Dimajukannya waktu ujian ini merupakan apresiasi bagi umat Islam di negara ini yang jumlahnya hampir lima persen atau sekitar 2,71 juta jiwa pada tahun 2015, ujar dosen di Essex Bisnis School, University Essex, Murniati Mukhlisin, kepada Antara London, Sabtu.

Tahun ini ujian GCSE dan A-Level akan dimulai 16 Mei sampai 29 Juni, sementara bulan Ramadhan dimulai 6 Juni hingga 5 Juli mendatang.

Ia mengatakan, usia para pelajar yang akan ikut ujian tersebut berkisar antara 15 sampai 17 tahun yang artinya mereka yang beragama Islam sudah berusia baligh dan wajib berpuasa.

Menurut konsultan Sakinah Finance itu, negara yang sangat menjunjung tinggi hak anak ini sangat memikirkan kondisi fisik para pelajar yang harus menahan haus dan lapar di saat ujian. Bukan hanya dipercepat namun ujian yang terpaksa jatuh pada Bulan Puasa akan lebih banyak dibuat di pagi harinya.

Adapun ujian yang akan diadakan sebelum bulan puasa dimulai adalah Bahasa Inggris dan Matematika, yang merupakan mata kuliah umum yang akan diikuti oleh semua pelajar.

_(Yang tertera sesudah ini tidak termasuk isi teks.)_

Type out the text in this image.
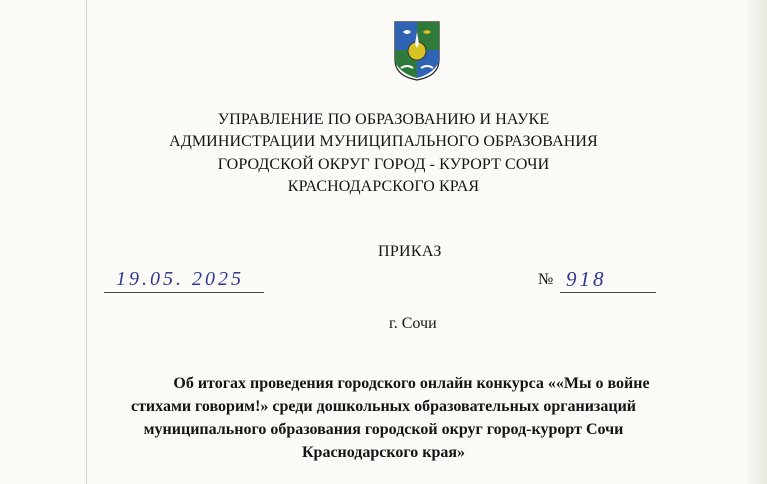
УПРАВЛЕНИЕ ПО ОБРАЗОВАНИЮ И НАУКЕ
АДМИНИСТРАЦИИ МУНИЦИПАЛЬНОГО ОБРАЗОВАНИЯ
ГОРОДСКОЙ ОКРУГ ГОРОД - КУРОРТ СОЧИ
КРАСНОДАРСКОГО КРАЯ
ПРИКАЗ
19.05. 2025	№ 918
г. Сочи
Об итогах проведения городского онлайн конкурса ««Мы о войне
стихами говорим!» среди дошкольных образовательных организаций
муниципального образования городской округ город-курорт Сочи
Краснодарского края»
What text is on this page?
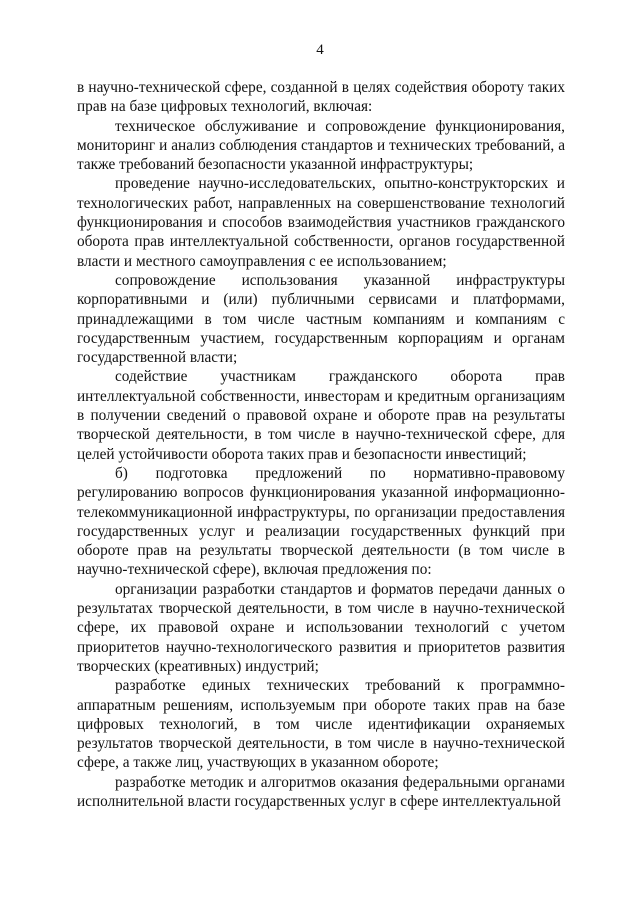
4

в научно-технической сфере, созданной в целях содействия обороту таких прав на базе цифровых технологий, включая:

техническое обслуживание и сопровождение функционирования, мониторинг и анализ соблюдения стандартов и технических требований, а также требований безопасности указанной инфраструктуры;

проведение научно-исследовательских, опытно-конструкторских и технологических работ, направленных на совершенствование технологий функционирования и способов взаимодействия участников гражданского оборота прав интеллектуальной собственности, органов государственной власти и местного самоуправления с ее использованием;

сопровождение использования указанной инфраструктуры корпоративными и (или) публичными сервисами и платформами, принадлежащими в том числе частным компаниям и компаниям с государственным участием, государственным корпорациям и органам государственной власти;

содействие участникам гражданского оборота прав интеллектуальной собственности, инвесторам и кредитным организациям в получении сведений о правовой охране и обороте прав на результаты творческой деятельности, в том числе в научно-технической сфере, для целей устойчивости оборота таких прав и безопасности инвестиций;

б) подготовка предложений по нормативно-правовому регулированию вопросов функционирования указанной информационно-телекоммуникационной инфраструктуры, по организации предоставления государственных услуг и реализации государственных функций при обороте прав на результаты творческой деятельности (в том числе в научно-технической сфере), включая предложения по:

организации разработки стандартов и форматов передачи данных о результатах творческой деятельности, в том числе в научно-технической сфере, их правовой охране и использовании технологий с учетом приоритетов научно-технологического развития и приоритетов развития творческих (креативных) индустрий;

разработке единых технических требований к программно-аппаратным решениям, используемым при обороте таких прав на базе цифровых технологий, в том числе идентификации охраняемых результатов творческой деятельности, в том числе в научно-технической сфере, а также лиц, участвующих в указанном обороте;

разработке методик и алгоритмов оказания федеральными органами исполнительной власти государственных услуг в сфере интеллектуальной
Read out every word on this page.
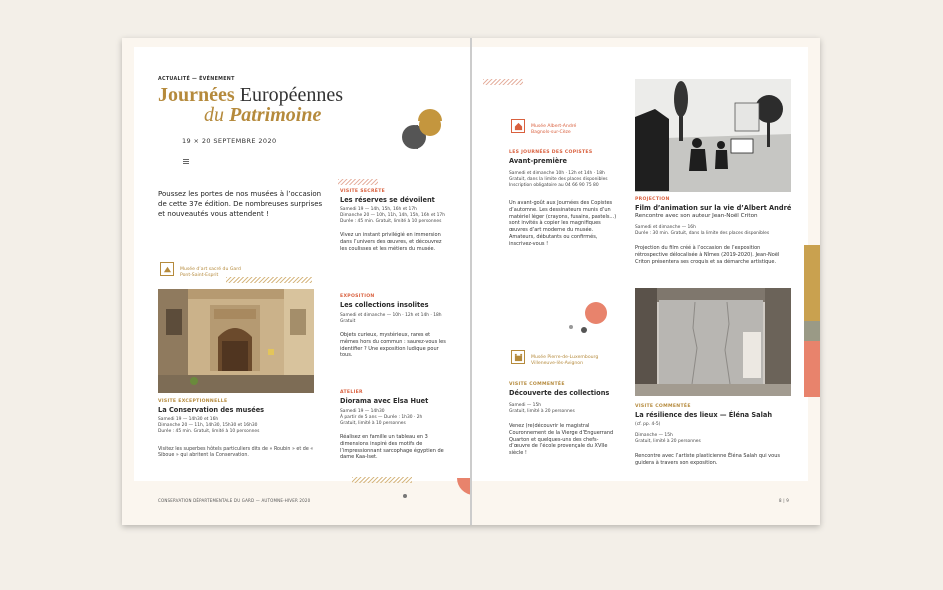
ACTUALITÉ — ÉVÉNEMENT

Journées Européennes
du Patrimoine

19 × 20 SEPTEMBRE 2020

Poussez les portes de nos musées à l’occasion de cette 37e édition. De nombreuses surprises et nouveautés vous attendent !

Musée d’art sacré du Gard
Pont-Saint-Esprit

VISITE EXCEPTIONNELLE

La Conservation des musées

Samedi 19 — 14h30 et 16h
Dimanche 20 — 11h, 14h30, 15h30 et 16h30
Durée : 45 min. Gratuit, limité à 10 personnes

Visitez les superbes hôtels particuliers dits de « Roubin » et de « Siboue » qui abritent la Conservation.

VISITE SECRÈTE

Les réserves se dévoilent

Samedi 19 — 14h, 15h, 16h et 17h
Dimanche 20 — 10h, 11h, 14h, 15h, 16h et 17h
Durée : 45 min. Gratuit, limité à 10 personnes

Vivez un instant privilégié en immersion dans l’univers des œuvres, et découvrez les coulisses et les métiers du musée.

EXPOSITION

Les collections insolites

Samedi et dimanche — 10h · 12h et 14h · 18h
Gratuit

Objets curieux, mystérieux, rares et mêmes hors du commun : saurez-vous les identifier ? Une exposition ludique pour tous.

ATELIER

Diorama avec Elsa Huet

Samedi 19 — 14h30
À partir de 5 ans — Durée : 1h30 · 2h
Gratuit, limité à 10 personnes

Réalisez en famille un tableau en 3 dimensions inspiré des motifs de l’impressionnant sarcophage égyptien de dame Kaa-Iset.

CONSERVATION DÉPARTEMENTALE DU GARD — AUTOMNE-HIVER 2020

Musée Albert-André
Bagnols-sur-Cèze

LES JOURNÉES DES COPISTES

Avant-première

Samedi et dimanche 10h · 12h et 14h · 18h
Gratuit, dans la limite des places disponibles
Inscription obligatoire au 04 66 90 75 80

Un avant-goût aux Journées des Copistes d’automne. Les dessinateurs munis d’un matériel léger (crayons, fusains, pastels...) sont invités à copier les magnifiques œuvres d’art moderne du musée. Amateurs, débutants ou confirmés, inscrivez-vous !

Musée Pierre-de-Luxembourg
Villeneuve-lès-Avignon

VISITE COMMENTÉE

Découverte des collections

Samedi — 15h
Gratuit, limité à 20 personnes

Venez (re)découvrir le magistral Couronnement de la Vierge d’Enguerrand Quarton et quelques-uns des chefs-d’œuvre de l’école provençale du XVIIe siècle !

PROJECTION

Film d’animation sur la vie d’Albert André

Rencontre avec son auteur Jean-Noël Criton

Samedi et dimanche — 16h
Durée : 30 min. Gratuit, dans la limite des places disponibles

Projection du film créé à l’occasion de l’exposition rétrospective délocalisée à Nîmes (2019-2020). Jean-Noël Criton présentera ses croquis et sa démarche artistique.

VISITE COMMENTÉE

La résilience des lieux — Éléna Salah

(cf. pp. 4-5)

Dimanche — 15h
Gratuit, limité à 20 personnes

Rencontre avec l’artiste plasticienne Éléna Salah qui vous guidera à travers son exposition.

8 | 9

Layyina Tamanni, pelajar asal Indonesia yang saat ini bermukim di Inggris akan menghadapi ujian GCSE pada bulan Mei dan Juni, sangat menghargai pemerintah Inggris atas keputusan tersebut.

"Tahun lalu saya berpuasa hampir 19 jam sehari tetapi tidak merasa berat karena bertepatan dengan hari libur. Tahun ini saya harus puasa panjang lagi dan kali ini bertepatan pada saat ujian," ujar Layyina yang beberapa waktu yang lalu menjadi juara Young Journalism Competition di Colchester, kota tempat dia sekolah.

Seperti dilansir koran Daily Mail, keputusan perubahan tanggal ini memunculkan kritikan dari perwakilan Christian Concern, Colin Hart yang menyatakan tidak seharusnya diistimewakan karena masyarakat Muslim adalah minoritas.

Namun pihak National Secular Society yang diwakili Keith Porteous Wood menyatakan setuju jika banyak pelajar Muslim yang terkena dampaknya asalkan jangan menjadikan jadwalnya kacau.

Apapun perdebatannya, Panitia Ujian menetapkan dan keputusan ini menjadi simbol kerukunan berbagai kelompok agama di negara Kristen Ortodoks Ratu Elizabeth ini.